Nas notas emitidas para justificar os cortes, tudo era vago e evasivo. Nenhuma explicação sobre os motivos das exonerações, como seriam as substituições, como seriam mantidos os serviços essenciais afetados. Uma vereadora de oposição, em uma fala dura contra a iniciativa do prefeito, chegou a dizer que, naquele dia, em Goiânia, ninguém podia nascer e nem morrer, uma vez que já não havia servidores na ativa nas maternidades municipais e nem nos cemitérios. O “Decretão” teria sido, inclusive, publicado sem a ciência do secretário de Governo, Jovair Arantes (um dos braços direitos do prefeito), e do chefe de Gabinete, José Firmino. Parece ter se instalado a República do Caos no Paço Municipal. O café, dizem lá, agora está sempre frio.

Esquentando a cabeça do servidor e esfriando a própria

Mas o fato que trouxe imediatamente à mente deste jornalista o pôster com o título em caixa alta do filme de 1969 de Júlio Bressane foi justamente o comportamento de Rogério Cruz logo após deixar quase 2 mil pessoas — pais, mães, jovens, chefes de família, profissionais técnicos (e sim, muitos indicados de políticos) — sem emprego: o prefeito viajou em uma agenda pessoal, junto com a primeira-dama Thelma Cruz. O destino não foi revelado pelo Paço, mas a reportagem apurou que Rogério Cruz teria ido, a passeio, a Brasília. A interlocutores, disse que “precisava esfriar a cabeça” e que era provável que não fosse ao Paço Municipal antes de quarta-feira.

Ali nascia o título deste artigo: “O prefeito “goiano’ que matou a gestão e foi ao cinema”. Era inconcebível e inquietante para qualquer ser racional como o prefeito de uma cidade de quase 1,5 milhão de habitantes poderia afundar em colapso os serviços públicos, por meio das demissões em massa, e simplesmente… viajar para “esfriar a cabeça”. O chefe do Executivo municipal parece, assim como o personagem inicial do filme de Júlio Bressane, ter se apartado momentaneamente de toda e qualquer concepção dos efeitos e consequências do ato que acabara de cometer. No caso do personagem do filme, um crime bárbaro. No caso do prefeito, uma derrapada de gestão monumental. Uma mostra de insensibilidade humana.

Claro, como dito, o alheamento foi momentâneo e o prefeito foi recordado logo disso. Pela janela de sua bolha de despreocupação, Rogério Cruz parece ter enxergado, ao longe, o furacão (não o Milton, é claro) se aproximando. Pressionado por lideranças e vereadores furiosos, que chegaram a ameaçá-lo de impeachment, o prefeito recuou no mesmo dia e revogou o “Decretão da exoneração”, readmitindo todos os 1,9 mil servidores.
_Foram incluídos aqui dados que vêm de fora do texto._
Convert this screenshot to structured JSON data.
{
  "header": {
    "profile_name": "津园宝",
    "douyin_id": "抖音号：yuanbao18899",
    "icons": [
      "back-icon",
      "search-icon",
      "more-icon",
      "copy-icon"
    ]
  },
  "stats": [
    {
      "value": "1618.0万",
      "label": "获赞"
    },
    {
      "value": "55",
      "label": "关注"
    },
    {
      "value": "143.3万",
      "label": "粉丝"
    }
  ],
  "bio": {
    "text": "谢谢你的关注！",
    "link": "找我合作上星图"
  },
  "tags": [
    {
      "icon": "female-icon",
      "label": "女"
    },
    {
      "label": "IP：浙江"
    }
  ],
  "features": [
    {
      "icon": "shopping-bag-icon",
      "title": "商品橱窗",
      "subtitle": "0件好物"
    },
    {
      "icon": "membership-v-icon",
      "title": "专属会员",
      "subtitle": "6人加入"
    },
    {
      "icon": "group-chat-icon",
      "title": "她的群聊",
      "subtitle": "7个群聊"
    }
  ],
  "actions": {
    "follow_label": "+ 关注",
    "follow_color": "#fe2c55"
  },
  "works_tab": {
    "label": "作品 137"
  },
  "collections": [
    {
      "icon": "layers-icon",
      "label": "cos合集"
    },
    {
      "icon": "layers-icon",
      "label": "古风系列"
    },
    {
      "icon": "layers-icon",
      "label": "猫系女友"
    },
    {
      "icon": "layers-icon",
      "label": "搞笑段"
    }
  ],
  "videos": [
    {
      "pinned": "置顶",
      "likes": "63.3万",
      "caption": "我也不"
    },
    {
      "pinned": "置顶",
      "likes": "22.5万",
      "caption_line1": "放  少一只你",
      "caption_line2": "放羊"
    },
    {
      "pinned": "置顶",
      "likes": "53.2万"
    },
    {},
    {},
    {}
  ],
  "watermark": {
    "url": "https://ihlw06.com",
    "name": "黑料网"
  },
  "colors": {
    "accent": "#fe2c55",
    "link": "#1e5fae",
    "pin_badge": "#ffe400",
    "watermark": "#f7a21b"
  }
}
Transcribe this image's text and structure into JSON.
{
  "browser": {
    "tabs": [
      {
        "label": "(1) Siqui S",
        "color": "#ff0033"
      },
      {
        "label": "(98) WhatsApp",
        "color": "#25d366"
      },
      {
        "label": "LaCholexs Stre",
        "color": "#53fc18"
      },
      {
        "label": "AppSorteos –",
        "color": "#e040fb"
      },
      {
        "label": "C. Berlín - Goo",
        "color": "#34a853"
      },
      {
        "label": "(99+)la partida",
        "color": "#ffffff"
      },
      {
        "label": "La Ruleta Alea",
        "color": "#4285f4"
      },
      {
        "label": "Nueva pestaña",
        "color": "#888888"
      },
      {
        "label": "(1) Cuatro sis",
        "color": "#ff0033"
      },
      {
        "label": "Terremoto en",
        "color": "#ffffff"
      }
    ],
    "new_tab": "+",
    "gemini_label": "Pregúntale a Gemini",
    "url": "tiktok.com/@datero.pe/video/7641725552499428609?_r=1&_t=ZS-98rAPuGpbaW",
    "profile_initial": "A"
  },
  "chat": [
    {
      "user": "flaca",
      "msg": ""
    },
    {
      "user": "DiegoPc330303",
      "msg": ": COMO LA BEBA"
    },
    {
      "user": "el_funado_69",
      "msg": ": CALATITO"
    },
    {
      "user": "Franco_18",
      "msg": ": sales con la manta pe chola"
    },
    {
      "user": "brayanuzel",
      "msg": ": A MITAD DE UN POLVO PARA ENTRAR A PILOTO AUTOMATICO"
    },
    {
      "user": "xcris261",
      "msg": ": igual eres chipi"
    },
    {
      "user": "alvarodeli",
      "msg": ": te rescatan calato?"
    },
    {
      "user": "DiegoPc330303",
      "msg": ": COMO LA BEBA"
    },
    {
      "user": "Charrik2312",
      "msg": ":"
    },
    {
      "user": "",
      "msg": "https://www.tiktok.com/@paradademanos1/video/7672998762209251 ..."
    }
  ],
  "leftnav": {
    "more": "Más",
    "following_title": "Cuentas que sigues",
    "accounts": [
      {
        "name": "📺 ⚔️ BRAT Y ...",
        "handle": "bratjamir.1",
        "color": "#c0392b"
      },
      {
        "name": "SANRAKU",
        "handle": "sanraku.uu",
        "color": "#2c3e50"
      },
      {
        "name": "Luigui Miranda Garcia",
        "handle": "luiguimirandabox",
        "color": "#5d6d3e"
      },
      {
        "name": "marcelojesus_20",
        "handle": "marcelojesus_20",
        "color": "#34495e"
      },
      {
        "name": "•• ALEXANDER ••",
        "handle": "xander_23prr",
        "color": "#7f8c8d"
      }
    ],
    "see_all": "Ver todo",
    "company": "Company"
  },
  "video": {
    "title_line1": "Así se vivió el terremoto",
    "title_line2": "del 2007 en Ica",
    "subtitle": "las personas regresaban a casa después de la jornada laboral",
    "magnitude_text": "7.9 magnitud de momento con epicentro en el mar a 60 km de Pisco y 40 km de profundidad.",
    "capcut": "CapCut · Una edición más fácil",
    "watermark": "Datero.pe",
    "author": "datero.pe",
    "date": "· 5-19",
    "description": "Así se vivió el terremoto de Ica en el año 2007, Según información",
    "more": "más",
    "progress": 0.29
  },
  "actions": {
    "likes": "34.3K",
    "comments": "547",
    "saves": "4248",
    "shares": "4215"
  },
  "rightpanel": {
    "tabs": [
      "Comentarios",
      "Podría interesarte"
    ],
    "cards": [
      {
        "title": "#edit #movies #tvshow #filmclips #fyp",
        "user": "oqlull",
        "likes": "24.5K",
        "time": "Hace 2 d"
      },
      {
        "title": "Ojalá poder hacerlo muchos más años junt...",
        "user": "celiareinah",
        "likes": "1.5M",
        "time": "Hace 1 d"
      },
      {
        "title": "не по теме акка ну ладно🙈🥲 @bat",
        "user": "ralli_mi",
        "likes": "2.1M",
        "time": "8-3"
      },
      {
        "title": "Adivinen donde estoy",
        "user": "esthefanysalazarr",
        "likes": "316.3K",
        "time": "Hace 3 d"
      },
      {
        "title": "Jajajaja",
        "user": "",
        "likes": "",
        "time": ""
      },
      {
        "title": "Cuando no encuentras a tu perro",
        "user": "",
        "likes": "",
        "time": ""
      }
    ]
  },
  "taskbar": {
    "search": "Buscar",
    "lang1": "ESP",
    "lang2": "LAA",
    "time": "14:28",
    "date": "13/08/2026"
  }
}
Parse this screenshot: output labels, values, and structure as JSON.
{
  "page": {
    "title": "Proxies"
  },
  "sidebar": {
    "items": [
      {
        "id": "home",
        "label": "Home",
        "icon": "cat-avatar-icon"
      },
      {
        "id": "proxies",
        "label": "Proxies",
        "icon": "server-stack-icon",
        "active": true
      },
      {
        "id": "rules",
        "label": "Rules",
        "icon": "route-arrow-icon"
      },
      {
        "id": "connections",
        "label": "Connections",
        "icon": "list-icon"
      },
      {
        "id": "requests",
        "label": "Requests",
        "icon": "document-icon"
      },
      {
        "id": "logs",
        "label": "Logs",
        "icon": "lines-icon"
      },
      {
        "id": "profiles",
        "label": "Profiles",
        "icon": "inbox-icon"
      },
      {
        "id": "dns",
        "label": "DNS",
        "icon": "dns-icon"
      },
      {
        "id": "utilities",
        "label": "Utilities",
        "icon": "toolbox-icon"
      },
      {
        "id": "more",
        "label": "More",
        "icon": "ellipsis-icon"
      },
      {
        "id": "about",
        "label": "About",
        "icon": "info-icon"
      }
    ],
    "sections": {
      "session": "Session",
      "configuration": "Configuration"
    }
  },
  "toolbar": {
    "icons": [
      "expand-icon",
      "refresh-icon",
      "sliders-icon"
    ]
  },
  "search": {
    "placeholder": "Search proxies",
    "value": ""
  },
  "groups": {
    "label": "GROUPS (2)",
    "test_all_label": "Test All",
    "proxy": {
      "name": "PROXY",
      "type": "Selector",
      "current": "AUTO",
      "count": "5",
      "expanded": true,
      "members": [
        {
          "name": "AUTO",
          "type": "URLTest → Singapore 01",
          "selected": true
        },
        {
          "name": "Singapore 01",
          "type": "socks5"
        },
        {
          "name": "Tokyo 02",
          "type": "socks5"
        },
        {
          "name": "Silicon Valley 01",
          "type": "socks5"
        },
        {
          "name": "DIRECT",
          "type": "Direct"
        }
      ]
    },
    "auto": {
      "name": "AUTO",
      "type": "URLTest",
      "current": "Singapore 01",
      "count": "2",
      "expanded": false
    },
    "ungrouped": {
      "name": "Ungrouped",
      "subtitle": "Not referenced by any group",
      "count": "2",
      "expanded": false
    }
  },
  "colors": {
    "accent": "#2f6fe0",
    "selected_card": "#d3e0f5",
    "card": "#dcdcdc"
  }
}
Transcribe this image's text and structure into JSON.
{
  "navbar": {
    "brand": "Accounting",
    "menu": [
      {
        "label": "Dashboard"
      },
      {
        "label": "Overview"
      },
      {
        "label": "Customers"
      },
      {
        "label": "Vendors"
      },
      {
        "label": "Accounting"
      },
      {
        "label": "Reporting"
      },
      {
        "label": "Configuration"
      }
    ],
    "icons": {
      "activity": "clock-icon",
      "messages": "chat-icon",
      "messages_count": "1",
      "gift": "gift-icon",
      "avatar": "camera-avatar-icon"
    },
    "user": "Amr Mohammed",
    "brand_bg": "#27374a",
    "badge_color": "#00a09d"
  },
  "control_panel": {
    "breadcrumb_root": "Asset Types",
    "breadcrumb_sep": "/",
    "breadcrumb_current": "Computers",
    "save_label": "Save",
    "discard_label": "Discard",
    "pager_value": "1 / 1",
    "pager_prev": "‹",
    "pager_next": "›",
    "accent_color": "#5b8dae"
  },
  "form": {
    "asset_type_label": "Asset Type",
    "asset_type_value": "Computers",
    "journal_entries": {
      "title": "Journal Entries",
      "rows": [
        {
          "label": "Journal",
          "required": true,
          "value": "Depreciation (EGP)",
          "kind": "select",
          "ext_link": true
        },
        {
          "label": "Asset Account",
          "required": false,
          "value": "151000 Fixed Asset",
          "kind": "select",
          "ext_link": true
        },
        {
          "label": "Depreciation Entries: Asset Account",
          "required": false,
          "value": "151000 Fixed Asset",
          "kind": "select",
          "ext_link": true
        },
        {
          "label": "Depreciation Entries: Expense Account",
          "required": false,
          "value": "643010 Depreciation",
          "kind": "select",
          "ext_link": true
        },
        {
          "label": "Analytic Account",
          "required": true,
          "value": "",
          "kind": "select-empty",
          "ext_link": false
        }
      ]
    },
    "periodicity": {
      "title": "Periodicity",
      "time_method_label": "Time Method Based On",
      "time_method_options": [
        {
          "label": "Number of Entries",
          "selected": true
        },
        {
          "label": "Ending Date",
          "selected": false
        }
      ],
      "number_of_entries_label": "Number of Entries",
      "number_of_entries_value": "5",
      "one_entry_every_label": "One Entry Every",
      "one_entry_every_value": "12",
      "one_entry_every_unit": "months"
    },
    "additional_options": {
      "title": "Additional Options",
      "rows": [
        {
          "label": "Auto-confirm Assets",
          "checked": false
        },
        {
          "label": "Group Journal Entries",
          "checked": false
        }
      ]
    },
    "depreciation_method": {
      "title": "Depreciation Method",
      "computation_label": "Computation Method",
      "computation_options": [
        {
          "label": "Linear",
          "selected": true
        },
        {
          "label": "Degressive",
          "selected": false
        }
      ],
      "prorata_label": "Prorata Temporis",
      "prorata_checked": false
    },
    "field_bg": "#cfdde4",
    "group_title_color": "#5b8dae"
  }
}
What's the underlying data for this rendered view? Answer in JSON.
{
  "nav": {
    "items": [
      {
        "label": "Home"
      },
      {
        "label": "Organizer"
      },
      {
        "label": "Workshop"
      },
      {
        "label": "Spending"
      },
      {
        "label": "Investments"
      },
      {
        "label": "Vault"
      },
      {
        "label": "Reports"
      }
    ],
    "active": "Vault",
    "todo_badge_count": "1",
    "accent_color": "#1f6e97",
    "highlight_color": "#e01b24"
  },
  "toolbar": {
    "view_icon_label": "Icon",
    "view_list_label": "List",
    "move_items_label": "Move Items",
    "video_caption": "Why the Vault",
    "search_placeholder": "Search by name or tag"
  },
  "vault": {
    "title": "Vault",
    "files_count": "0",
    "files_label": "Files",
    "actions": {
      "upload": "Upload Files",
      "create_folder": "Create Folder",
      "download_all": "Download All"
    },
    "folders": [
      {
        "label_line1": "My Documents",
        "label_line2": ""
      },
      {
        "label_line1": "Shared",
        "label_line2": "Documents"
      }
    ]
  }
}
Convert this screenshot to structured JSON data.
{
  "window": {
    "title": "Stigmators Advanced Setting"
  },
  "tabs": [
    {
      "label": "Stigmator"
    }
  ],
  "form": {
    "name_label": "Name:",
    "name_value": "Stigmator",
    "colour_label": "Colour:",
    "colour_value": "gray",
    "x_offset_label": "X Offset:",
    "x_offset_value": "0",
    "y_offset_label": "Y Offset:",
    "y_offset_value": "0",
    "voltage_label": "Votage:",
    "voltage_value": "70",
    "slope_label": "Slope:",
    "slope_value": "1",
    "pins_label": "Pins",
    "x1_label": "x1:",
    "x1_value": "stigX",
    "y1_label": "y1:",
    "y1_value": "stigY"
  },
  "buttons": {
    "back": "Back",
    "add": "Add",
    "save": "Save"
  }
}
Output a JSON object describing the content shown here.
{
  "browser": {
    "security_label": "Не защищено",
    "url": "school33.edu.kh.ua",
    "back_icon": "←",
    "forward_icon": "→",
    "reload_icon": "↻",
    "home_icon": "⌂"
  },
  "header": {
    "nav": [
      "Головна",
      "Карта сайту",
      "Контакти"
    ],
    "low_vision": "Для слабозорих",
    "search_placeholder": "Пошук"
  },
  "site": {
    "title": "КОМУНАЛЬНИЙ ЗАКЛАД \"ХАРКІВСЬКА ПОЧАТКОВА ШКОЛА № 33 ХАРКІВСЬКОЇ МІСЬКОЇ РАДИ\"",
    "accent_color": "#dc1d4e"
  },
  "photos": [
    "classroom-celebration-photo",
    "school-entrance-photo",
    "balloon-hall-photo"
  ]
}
O sentimento de desnorteio era tamanho que beirava a tragicomédia. “Se eu soubesse que era um day off, teria ido ao cinema”, ouvi de uma servidora que estava na leva das demissões, mas também teve a exoneração revogada.

No fim de tudo, foi isso. O prefeito deu um dia de folga fora do calendário para o serviço público e, por um dia, parou a cidade. Vingança? Retaliação por ter sido derrotado em sua tentativa de reeleição ou, como Rogério Cruz tentou fazer crer, “corte de gastos” para controle das finanças públicas? Seja qual for o motivo, o prefeito de Goiânia colocou no chinelo o mais estrambótico dos roteiros do cinema marginal — e isso não é um elogio.

(Uma má notícia, à guisa de conclusão: Rogério Cruz ainda ficar no comando — “comando”? — por mais dois meses e 18 dias.)